The rest of her face is ravaged
by acid. Acid thrown by two
boys on a cycle. Just
another dare.

She combs her long hair carefully. Plaits it
neatly away from her face. No curtain of hair
to hide behind. Puts a bindi in the battleground
of keloids, scars and uncooked skin. She wears
them well.

The boys genuflect in a temple, mothers kissing
saffron kerchief covered heads
before they gel their hair
and go on another prowl. This is what
men do, you see.

Lakshmi puts another layer
of cream on her burns and then stands
behind a beauty counter selling bindis
and lipsticks to girls with unblemished faces,
like their eyes.

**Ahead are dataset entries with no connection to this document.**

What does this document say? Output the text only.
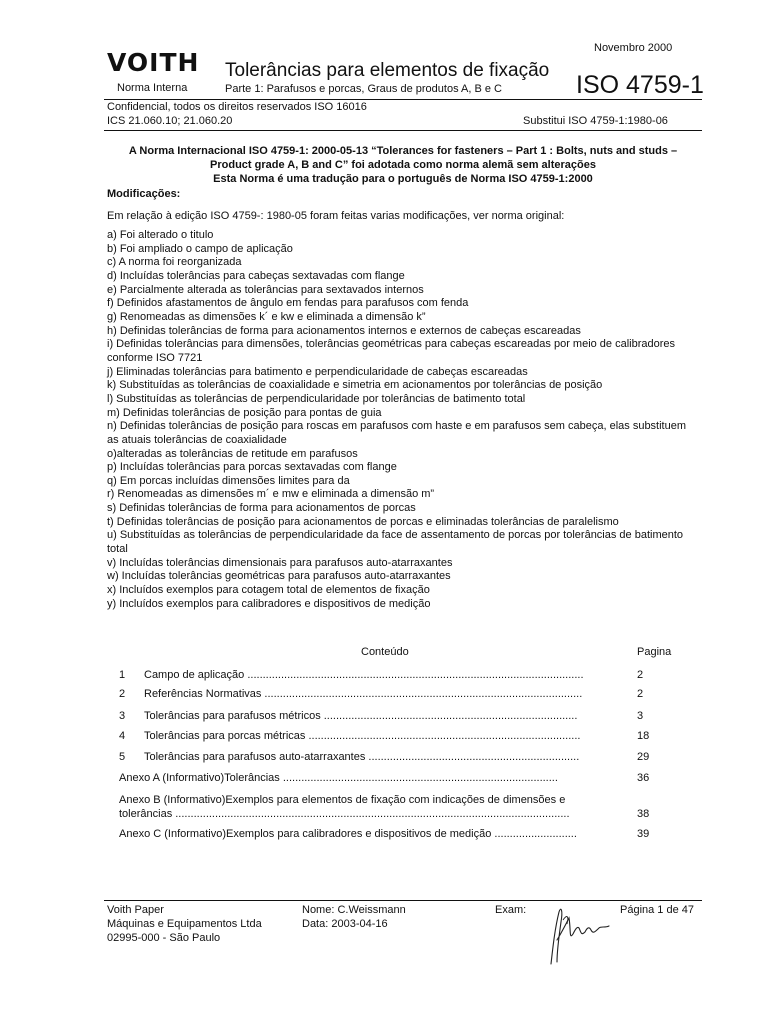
VOITH
Norma Interna
Novembro 2000
Tolerâncias para elementos de fixação
Parte 1: Parafusos e porcas, Graus de produtos A, B e C	ISO 4759-1
Confidencial, todos os direitos reservados ISO 16016
ICS 21.060.10; 21.060.20	Substitui ISO 4759-1:1980-06
A Norma Internacional ISO 4759-1: 2000-05-13 “Tolerances for fasteners – Part 1 : Bolts, nuts and studs –
Product grade A, B and C” foi adotada como norma alemã sem alterações
Esta Norma é uma tradução para o português de Norma ISO 4759-1:2000
Modificações:
Em relação à edição ISO 4759-: 1980-05 foram feitas varias modificações, ver norma original:
a) Foi alterado o titulo
b) Foi ampliado o campo de aplicação
c) A norma foi reorganizada
d) Incluídas tolerâncias para cabeças sextavadas com flange
e) Parcialmente alterada as tolerâncias para sextavados internos
f) Definidos afastamentos de ângulo em fendas para parafusos com fenda
g) Renomeadas as dimensões k´ e kw e eliminada a dimensão k”
h) Definidas tolerâncias de forma para acionamentos internos e externos de cabeças escareadas
i) Definidas tolerâncias para dimensões, tolerâncias geométricas para cabeças escareadas por meio de calibradores conforme ISO 7721
j) Eliminadas tolerâncias para batimento e perpendicularidade de cabeças escareadas
k) Substituídas as tolerâncias de coaxialidade e simetria em acionamentos por tolerâncias de posição
l) Substituídas as tolerâncias de perpendicularidade por tolerâncias de batimento total
m) Definidas tolerâncias de posição para pontas de guia
n) Definidas tolerâncias de posição para roscas em parafusos com haste e em parafusos sem cabeça, elas substituem as atuais tolerâncias de coaxialidade
o)alteradas as tolerâncias de retitude em parafusos
p) Incluídas tolerâncias para porcas sextavadas com flange
q) Em porcas incluídas dimensões limites para da
r) Renomeadas as dimensões m´ e mw e eliminada a dimensão m”
s) Definidas tolerâncias de forma para acionamentos de porcas
t) Definidas tolerâncias de posição para acionamentos de porcas e eliminadas tolerâncias de paralelismo
u) Substituídas as tolerâncias de perpendicularidade da face de assentamento de porcas por tolerâncias de batimento total
v) Incluídas tolerâncias dimensionais para parafusos auto-atarraxantes
w) Incluídas tolerâncias geométricas para parafusos auto-atarraxantes
x) Incluídos exemplos para cotagem total de elementos de fixação
y) Incluídos exemplos para calibradores e dispositivos de medição
Conteúdo	Pagina
1 Campo de aplicação ..............................................................................................................	2
2 Referências Normativas ........................................................................................................	2
3 Tolerâncias para parafusos métricos ...................................................................................	3
4 Tolerâncias para porcas métricas .........................................................................................	18
5 Tolerâncias para parafusos auto-atarraxantes .....................................................................	29
Anexo A (Informativo)Tolerâncias ..........................................................................................	36
Anexo B (Informativo)Exemplos para elementos de fixação com indicações de dimensões e
tolerâncias .................................................................................................................................	38
Anexo C (Informativo)Exemplos para calibradores e dispositivos de medição ...........................	39
Voith Paper
Máquinas e Equipamentos Ltda
02995-000 - São Paulo
Nome: C.Weissmann
Data: 2003-04-16
Exam:	Página 1 de 47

Like her eyes.



If you stare out of a window
Across a bleak garden some September morning
If the neem tree in the garden reminds you of home
Vast, old, timeless
If you remember playing under a neem tree in Allahabad
And you can almost hear the laughter of children as they play
In the heat of a sultry afternoon in June
And because the window is small and barred and cannot open
Because you want to breathe freedom
Because you want to shower without them watching
Because you silently swallow your screams
Because your mind is starting to get fuzzy
Because your tongue is starting to slur
Because you have started drooling
Because your fingers shake when you write
Because the words Ritalin Prozac Depakote Lithium
Have started sounding like poetry
Because you feel your resistance slowly dying
Because you start to say the words they want to hear
Because you know the glazed look in the eyes of others
Is in your eyes too
Because this confluence of muscle and bone is wasting
Because you sleep for hours
Because you now smile at your doctors
Because you scream when the ECT paraphernalia is wheeled in
Because no one cares
Because once you’re labeled, you will be forever
Because asylums were once freak shows
Because asylum is not what it means
You go back to staring


Jhilmil Breckenridge is a poet, writer and activist who speaks out about mental health, incarceration and abuse.